The latest example came Monday, in a death penalty case from Louisiana that the Supreme Court’s Republican majority rejected without comment. Jackson’s dissent was joined by fellow Democratic appointees Sonia Sotomayor and Elena Kagan. In addition to spotlighting Jackson’s continued recognition of criminal issues — she’s a former public defender and sentencing commissioner — the case serves as a reminder of the GOP’s grip on the 6-3 Supreme Court.
The dispute centered on David Brown, who was convicted of murder and sentenced to death in Louisiana state court. Jackson noted in her dissent that prosecutors failed to turn over a statement from one of Brown’s co-defendants ahead of trial that could’ve helped him.

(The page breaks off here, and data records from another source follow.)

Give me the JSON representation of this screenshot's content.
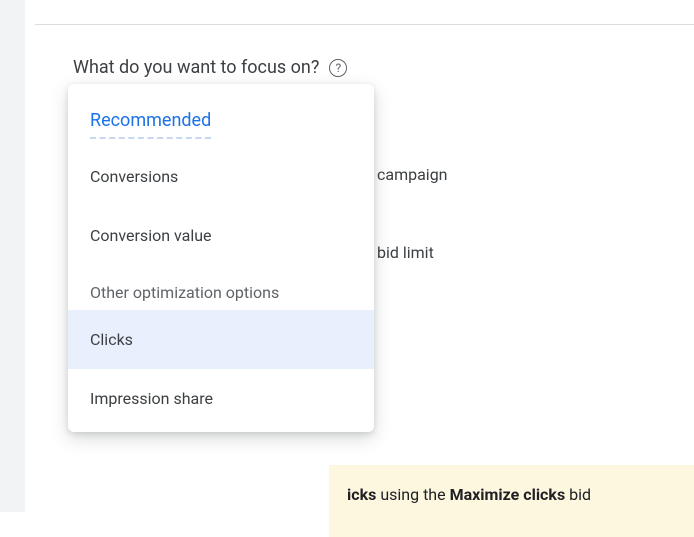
{
  "question": "What do you want to focus on?",
  "help_tooltip": "?",
  "background": {
    "line1": "campaign",
    "line2": "bid limit"
  },
  "info_strip": {
    "prefix": "icks",
    "middle": " using the ",
    "strategy": "Maximize clicks",
    "suffix": " bid "
  },
  "dropdown": {
    "recommended_header": "Recommended",
    "items_recommended": [
      "Conversions",
      "Conversion value"
    ],
    "other_header": "Other optimization options",
    "items_other": [
      "Clicks",
      "Impression share"
    ],
    "highlighted_index": 0
  }
}
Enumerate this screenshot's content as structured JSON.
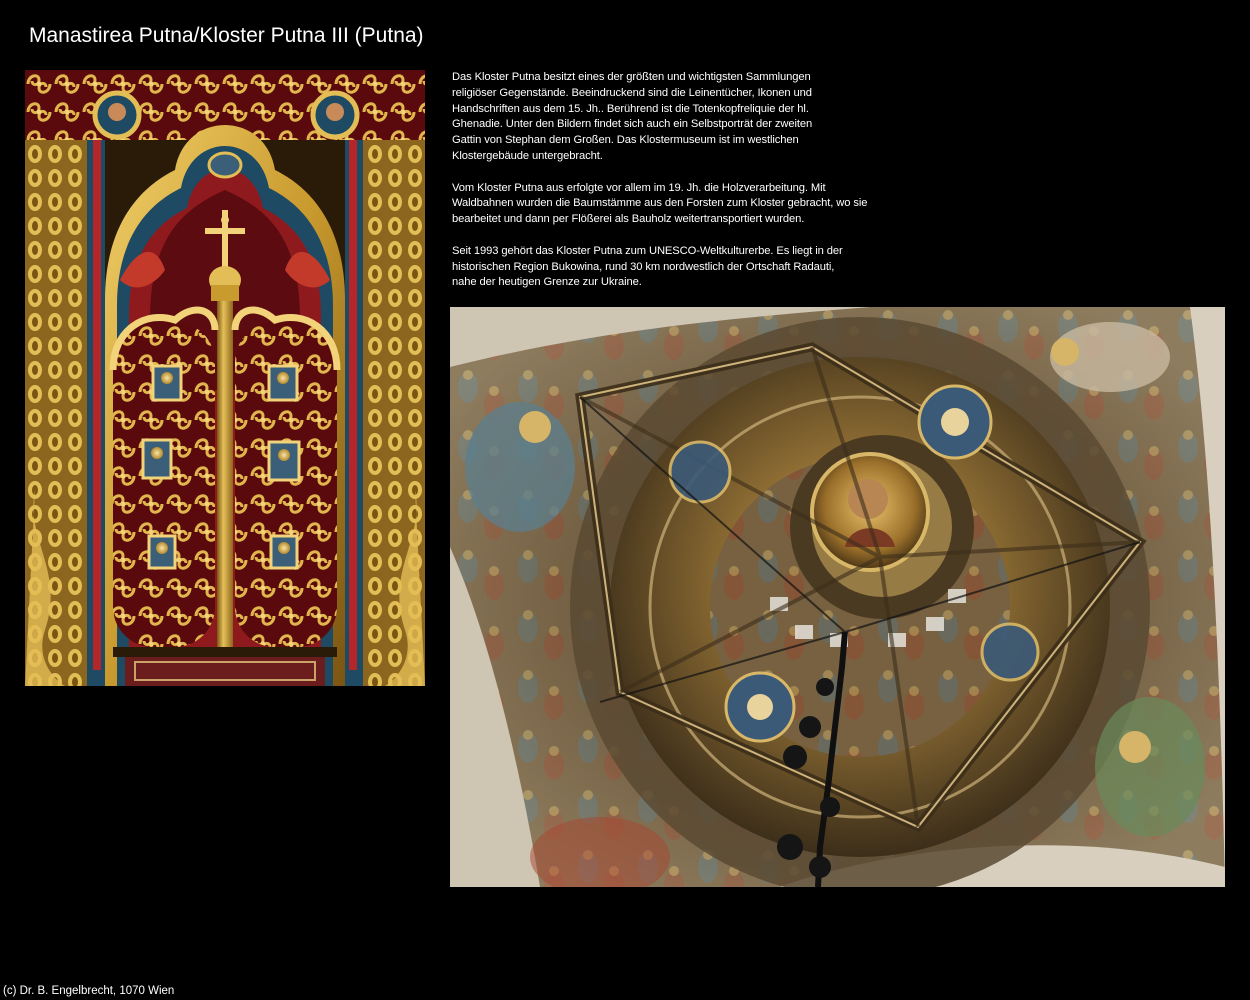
{
  "page": {
    "title": "Manastirea Putna/Kloster Putna III (Putna)",
    "background_color": "#000000",
    "text_color": "#ffffff"
  },
  "description": {
    "paragraphs": [
      {
        "lines": [
          "Das Kloster Putna besitzt eines der größten und wichtigsten Sammlungen",
          "religiöser Gegenstände. Beeindruckend sind die Leinentücher, Ikonen und",
          "Handschriften aus dem 15. Jh.. Berührend ist die Totenkopfreliquie der hl.",
          "Ghenadie. Unter den Bildern findet sich auch ein Selbstporträt der zweiten",
          "Gattin von Stephan dem Großen. Das Klostermuseum ist im westlichen",
          "Klostergebäude untergebracht."
        ]
      },
      {
        "lines": [
          "Vom Kloster Putna aus erfolgte vor allem im 19. Jh. die Holzverarbeitung. Mit",
          "Waldbahnen wurden die Baumstämme aus den Forsten zum Kloster gebracht, wo sie",
          "bearbeitet und dann per Flößerei als Bauholz weitertransportiert wurden."
        ]
      },
      {
        "lines": [
          "Seit 1993 gehört das Kloster Putna zum UNESCO-Weltkulturerbe. Es liegt in der",
          "historischen Region Bukowina, rund 30 km nordwestlich der Ortschaft Radauti,",
          "nahe der heutigen Grenze zur Ukraine."
        ]
      }
    ]
  },
  "photos": {
    "iconostasis": {
      "colors": {
        "gold": "#c99a2e",
        "red": "#7a0d12",
        "blue": "#1f4a63"
      }
    },
    "dome": {
      "colors": {
        "fresco": "#8a7455",
        "gold": "#b8923e",
        "shadow": "#2b2218"
      }
    }
  },
  "footer": {
    "copyright": "(c) Dr. B. Engelbrecht, 1070 Wien"
  }
}
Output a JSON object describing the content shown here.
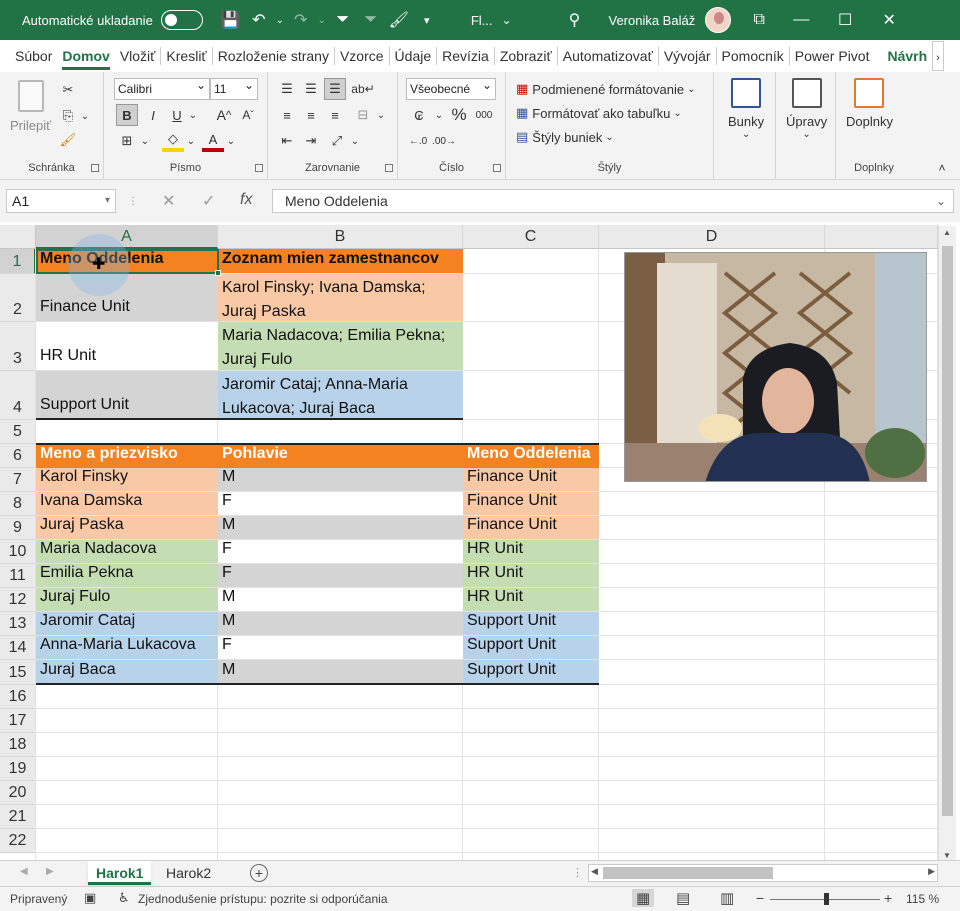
{
  "titlebar": {
    "autosave_label": "Automatické ukladanie",
    "filename": "Fl...",
    "username": "Veronika Baláž"
  },
  "tabs": [
    "Súbor",
    "Domov",
    "Vložiť",
    "Kresliť",
    "Rozloženie strany",
    "Vzorce",
    "Údaje",
    "Revízia",
    "Zobraziť",
    "Automatizovať",
    "Vývojár",
    "Pomocník",
    "Power Pivot",
    "Návrh"
  ],
  "ribbon": {
    "clipboard": {
      "paste": "Prilepiť",
      "label": "Schránka"
    },
    "font": {
      "name": "Calibri",
      "size": "11",
      "label": "Písmo",
      "bold": "B",
      "italic": "I",
      "underline": "U"
    },
    "alignment": {
      "label": "Zarovnanie"
    },
    "number": {
      "format": "Všeobecné",
      "label": "Číslo",
      "percent": "%",
      "thousands": "000"
    },
    "styles": {
      "cond": "Podmienené formátovanie",
      "table": "Formátovať ako tabuľku",
      "cellstyles": "Štýly buniek",
      "label": "Štýly"
    },
    "cells": {
      "label": "Bunky"
    },
    "editing": {
      "label": "Úpravy"
    },
    "addins": {
      "button": "Doplnky",
      "label": "Doplnky"
    }
  },
  "formulabar": {
    "namebox": "A1",
    "fx": "fx",
    "content": "Meno Oddelenia"
  },
  "columns": [
    "A",
    "B",
    "C",
    "D"
  ],
  "rows": [
    "1",
    "2",
    "3",
    "4",
    "5",
    "6",
    "7",
    "8",
    "9",
    "10",
    "11",
    "12",
    "13",
    "14",
    "15",
    "16",
    "17",
    "18",
    "19",
    "20",
    "21",
    "22"
  ],
  "table1": {
    "headers": [
      "Meno Oddelenia",
      "Zoznam mien zamestnancov"
    ],
    "rows": [
      {
        "dept": "Finance Unit",
        "names": "Karol Finsky; Ivana Damska; Juraj Paska"
      },
      {
        "dept": "HR Unit",
        "names": "Maria Nadacova; Emilia Pekna; Juraj Fulo"
      },
      {
        "dept": "Support Unit",
        "names": "Jaromir Cataj; Anna-Maria Lukacova; Juraj Baca"
      }
    ]
  },
  "table2": {
    "headers": [
      "Meno a priezvisko",
      "Pohlavie",
      "Meno Oddelenia"
    ],
    "rows": [
      [
        "Karol Finsky",
        "M",
        "Finance Unit"
      ],
      [
        "Ivana Damska",
        "F",
        "Finance Unit"
      ],
      [
        "Juraj Paska",
        "M",
        "Finance Unit"
      ],
      [
        "Maria Nadacova",
        "F",
        "HR Unit"
      ],
      [
        "Emilia Pekna",
        "F",
        "HR Unit"
      ],
      [
        "Juraj Fulo",
        "M",
        "HR Unit"
      ],
      [
        "Jaromir Cataj",
        "M",
        "Support Unit"
      ],
      [
        "Anna-Maria Lukacova",
        "F",
        "Support Unit"
      ],
      [
        "Juraj Baca",
        "M",
        "Support Unit"
      ]
    ]
  },
  "sheets": [
    "Harok1",
    "Harok2"
  ],
  "statusbar": {
    "ready": "Pripravený",
    "accessibility": "Zjednodušenie prístupu: pozrite si odporúčania",
    "zoom": "115 %"
  },
  "colors": {
    "excel_green": "#217346",
    "orange": "#F58220",
    "peach": "#F9C9A6",
    "green": "#C5DDB3",
    "blue": "#B8D2EA",
    "gray": "#D4D4D4"
  }
}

She explained:
As it turned out, one of Brown’s codefendants, Barry Edge, had confessed to a fellow inmate. The prosecution obtained a statement from the inmate prior to Brown’s trial, but did not disclose it to Brown’s counsel until after his sentencing. In the confession, Edge explained that he and another codefendant, Jeffrey Clark, were “‘the only ones that were thinking rationally during th[e] highly charged situation,’” and that he “‘and Jeff[rey Clark] made the decision’” to kill the victim in order to help themselves.
That’s a problem because Brady v. Maryland, the landmark Supreme Court precedent from 1963, requires prosecutors to turn over evidence that’s favorable to a defendant and is material. Therefore, Jackson observed the seemingly obvious point that the statement satisfied both the favorability and materiality requirements. She wrote that the statement “supports an inference that Brown was not one of the individuals who killed or decided to kill the victim,” and it “supplied independent evidence corroborating Brown’s argument that he was not present during the murder and did not intend to kill the victim.”
Even current and former prosecutors — represented by MSNBC legal contributor Mary McCord — urged the justices to review the case and rule for Brown. They wrote, referring to Brown as “Petitioner” since he was petitioning the justices for review:
This statement could reasonably have been interpreted by the penalty-stage jury to undermine the prosecution’s case that Petitioner had the specific intent to kill and to therefore mitigate his culpability for the murder. Had the statement not been withheld, there is a reasonable probability that the penalty-stage verdict would have been different and the jury would not have imposed a death sentence.
Nonetheless, the Supreme Court majority rejected Brown’s appeal. Four votes are needed to hear a case, and that the dissenters fell one short is a reminder that Republicans rushed Justice Amy Coney Barrett onto the court ahead of the 2020 presidential election, following Ruth Bader Ginsburg’s death. Yet, even if the court agreed to hear the case, that wouldn’t have forced a different outcome from the GOP majority.